Readers of IH Executive have an interest in—some might say passion for—learning the impacts integrated care has on patients and other stakeholders in the healthcare system. Clearly, one of the aims of better care integration and coordination is the economic impact. This published document by Ellen Nolte and Emma Pitchforth is based on a report commissioned by the World Health Organization (WHO), acting as the host organization for, and secretariat of, the European Observatory on Health Systems and Policies. This policy summary is one of a series to meet the needs of policymakers and health system managers. The aim is to develop key messages to support evidence-informed policymaking.
In this installment of the WHO series, the authors conducted a comprehensive literature review of published research and reports on the economic impact of integrated care. Among the key findings in the report:
None of the reviews identified by the searches explicitly defined ‘integrated care’ as the topic of review.

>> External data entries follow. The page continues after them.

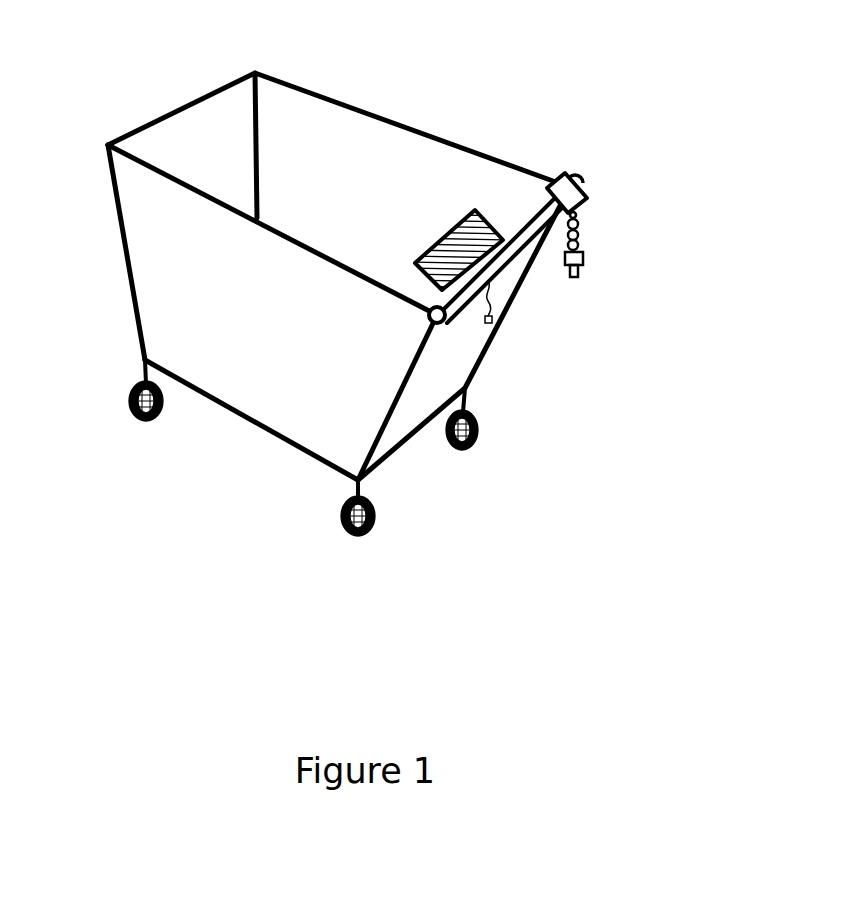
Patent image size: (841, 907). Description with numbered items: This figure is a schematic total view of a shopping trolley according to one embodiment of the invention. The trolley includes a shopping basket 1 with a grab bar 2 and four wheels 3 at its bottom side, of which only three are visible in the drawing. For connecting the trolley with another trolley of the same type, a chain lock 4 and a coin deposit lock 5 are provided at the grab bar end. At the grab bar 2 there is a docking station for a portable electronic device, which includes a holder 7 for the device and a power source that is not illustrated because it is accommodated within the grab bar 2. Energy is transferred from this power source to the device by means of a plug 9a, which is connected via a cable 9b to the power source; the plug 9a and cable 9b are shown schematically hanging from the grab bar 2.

The shopping basket 1 is at (378, 117).
The grab bar 2 is at (523, 233).
The wheels 3 is at (127, 400).
The chain lock 4 is at (584, 263).
The coin deposit lock 5 is at (565, 186).
The holder 7 is at (470, 220).
The plug 9a is at (483, 330).
The cable 9b is at (498, 298).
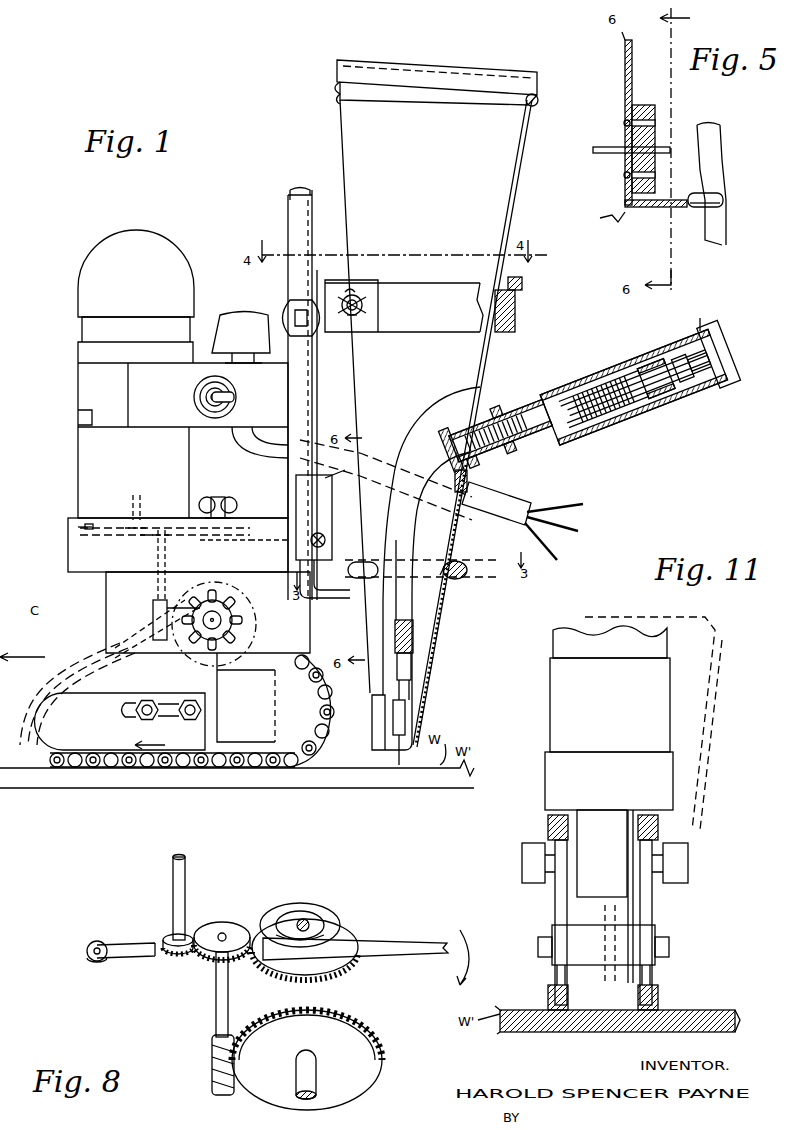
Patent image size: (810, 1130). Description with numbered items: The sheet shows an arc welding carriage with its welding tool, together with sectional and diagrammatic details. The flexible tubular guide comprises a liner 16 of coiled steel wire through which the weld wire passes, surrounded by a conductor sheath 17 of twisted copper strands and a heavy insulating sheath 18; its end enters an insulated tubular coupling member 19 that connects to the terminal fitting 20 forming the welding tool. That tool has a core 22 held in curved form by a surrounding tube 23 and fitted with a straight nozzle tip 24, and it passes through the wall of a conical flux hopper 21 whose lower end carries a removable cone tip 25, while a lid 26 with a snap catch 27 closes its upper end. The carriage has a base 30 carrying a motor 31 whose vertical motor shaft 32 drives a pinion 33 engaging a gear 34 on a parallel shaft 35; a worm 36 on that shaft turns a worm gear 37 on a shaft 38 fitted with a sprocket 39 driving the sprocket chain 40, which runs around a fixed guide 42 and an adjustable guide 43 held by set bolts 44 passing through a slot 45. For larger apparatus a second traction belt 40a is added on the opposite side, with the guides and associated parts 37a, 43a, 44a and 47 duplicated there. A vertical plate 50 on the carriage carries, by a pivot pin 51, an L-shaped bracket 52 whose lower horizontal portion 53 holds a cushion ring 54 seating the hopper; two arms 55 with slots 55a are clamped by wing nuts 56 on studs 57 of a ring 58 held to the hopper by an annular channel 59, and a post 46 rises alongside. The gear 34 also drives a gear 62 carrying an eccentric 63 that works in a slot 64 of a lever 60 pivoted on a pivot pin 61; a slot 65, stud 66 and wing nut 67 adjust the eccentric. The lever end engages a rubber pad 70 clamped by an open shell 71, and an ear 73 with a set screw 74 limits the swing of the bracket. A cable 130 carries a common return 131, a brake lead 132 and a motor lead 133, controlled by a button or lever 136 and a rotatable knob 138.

In FIG. 1, the liner 16 is at (622, 404).
In FIG. 1, the conductor sheath 17 is at (645, 397).
In FIG. 1, the insulating sheath 18 is at (722, 386).
In FIG. 1, the tubular coupling member 19 is at (558, 384).
In FIG. 1, the terminal fitting 20 is at (562, 440).
In FIG. 1, the flux hopper 21 is at (343, 158).
In FIG. 5, the flux hopper 21 is at (716, 146).
In FIG. 11, the flux hopper 21 is at (722, 716).
In FIG. 1, the core 22 is at (414, 630).
In FIG. 1, the surrounding tube 23 is at (412, 665).
In FIG. 1, the nozzle tip 24 is at (406, 702).
In FIG. 1, the cone tip 25 is at (372, 740).
In FIG. 1, the lid 26 is at (341, 60).
In FIG. 1, the snap catch 27 is at (334, 92).
In FIG. 1, the base 30 is at (68, 545).
In FIG. 11, the base 30 is at (609, 734).
In FIG. 1, the motor 31 is at (80, 333).
In FIG. 11, the motor 31 is at (553, 648).
In FIG. 1, the motor shaft 32 is at (132, 500).
In FIG. 8, the motor shaft 32 is at (172, 895).
In FIG. 1, the pinion 33 is at (125, 530).
In FIG. 8, the pinion 33 is at (170, 934).
In FIG. 1, the gear 34 is at (145, 536).
In FIG. 8, the gear 34 is at (205, 961).
In FIG. 1, the parallel shaft 35 is at (166, 553).
In FIG. 8, the parallel shaft 35 is at (216, 1003).
In FIG. 1, the worm 36 is at (152, 612).
In FIG. 8, the worm 36 is at (212, 1063).
In FIG. 1, the worm gear 37 is at (248, 600).
In FIG. 8, the worm gear 37 is at (360, 1031).
In FIG. 11, the worm gear 37 is at (688, 892).
In FIG. 11, the drum 37a is at (545, 895).
In FIG. 1, the shaft 38 is at (222, 618).
In FIG. 8, the shaft 38 is at (317, 1078).
In FIG. 1, the sprocket 39 is at (200, 606).
In FIG. 1, the sprocket chain 40 is at (178, 767).
In FIG. 11, the sprocket chain 40 is at (660, 827).
In FIG. 11, the second traction belt 40a is at (548, 826).
In FIG. 1, the fixed guide 42 is at (292, 733).
In FIG. 11, the fixed guide 42 is at (655, 917).
In FIG. 1, the adjustable guide 43 is at (73, 735).
In FIG. 11, the adjustable guide 43 is at (652, 975).
In FIG. 11, the chain link 43a is at (555, 972).
In FIG. 1, the set bolts 44 is at (165, 700).
In FIG. 11, the nut 44a is at (538, 950).
In FIG. 1, the slot 45 is at (130, 705).
In FIG. 1, the post 46 is at (288, 204).
In FIG. 11, the bolt 47 is at (670, 947).
In FIG. 1, the plate 50 is at (288, 400).
In FIG. 5, the plate 50 is at (632, 210).
In FIG. 1, the pivot pin 51 is at (305, 338).
In FIG. 1, the L-shaped bracket 52 is at (318, 400).
In FIG. 5, the L-shaped bracket 52 is at (631, 92).
In FIG. 1, the lower horizontal portion 53 is at (467, 570).
In FIG. 5, the lower horizontal portion 53 is at (695, 210).
In FIG. 1, the cushion ring 54 is at (462, 577).
In FIG. 5, the cushion ring 54 is at (718, 198).
In FIG. 1, the arms 55 is at (352, 318).
In FIG. 1, the slots 55a is at (346, 290).
In FIG. 1, the wing nuts 56 is at (353, 316).
In FIG. 1, the studs 57 is at (357, 295).
In FIG. 1, the ring 58 is at (515, 313).
In FIG. 1, the annular channel 59 is at (523, 283).
In FIG. 1, the lever 60 is at (270, 548).
In FIG. 5, the lever 60 is at (606, 156).
In FIG. 8, the lever 60 is at (388, 945).
In FIG. 1, the pivot pin 61 is at (80, 528).
In FIG. 8, the pivot pin 61 is at (90, 957).
In FIG. 1, the gear 62 is at (242, 541).
In FIG. 8, the gear 62 is at (345, 975).
In FIG. 8, the eccentric 63 is at (315, 915).
In FIG. 8, the slot 64 is at (285, 905).
In FIG. 8, the slot 65 is at (305, 918).
In FIG. 1, the stud 66 is at (215, 496).
In FIG. 8, the stud 66 is at (330, 926).
In FIG. 1, the wing nut 67 is at (205, 500).
In FIG. 5, the wing nut 67 is at (658, 165).
In FIG. 5, the pad 70 is at (624, 125).
In FIG. 1, the open shell 71 is at (327, 478).
In FIG. 5, the open shell 71 is at (656, 112).
In FIG. 1, the ear 73 is at (310, 528).
In FIG. 1, the set screw 74 is at (312, 540).
In FIG. 1, the insulated cable 130 is at (488, 497).
In FIG. 1, the common return 131 is at (571, 528).
In FIG. 1, the lead 132 is at (571, 503).
In FIG. 1, the lead 133 is at (560, 558).
In FIG. 1, the button or lever 136 is at (222, 405).
In FIG. 1, the rotatable knob 138 is at (246, 311).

The most common concepts or terms were case management, care coordination, collaborative care or a combination of these; four reviews focused on disease-management interventions. The majority of reviews considered a wide range of approaches, and typically only about half of primary studies included in individual reviews could be considered as integrated care under their definition.
Utilization and cost were the most common economic outcomes assessed by reviews, but reporting of measures was inconsistent and the quality of the evidence was often low.
The majority of economic outcomes focused on hospital utilization through (re)admission rates, length of stay or admission days and emergency department visits.
Findings tended to be mixed within each review, which makes it difficult to draw firm conclusions.
Also, results were commonly not quantified, making an overall assessment of the size of possible effects problematic.
There is evidence of cost–effectiveness of selected integrated care approaches, but the evidence base remains weak.
There was some evidence from one review of approaches targeting frequent hospital emergency department users that found one trial to report the intervention to be cost-effective.
Based on one economic evaluation, one other review concluded that there was little or no evidence of incremental quality-adjusted life year (QALY) gain over usual care of structured home-based, nurse-led health promotion for older people at risk of hospital or care home admission.
The main takeaway from this report is that those of us who are leading the integrated care transition need to develop a more robust body of evidence that what we are promoting, and arguably doing, makes a difference in patient outcomes and the cost of care. We know it makes a difference, but it’s not real until someone else proves that it makes a difference!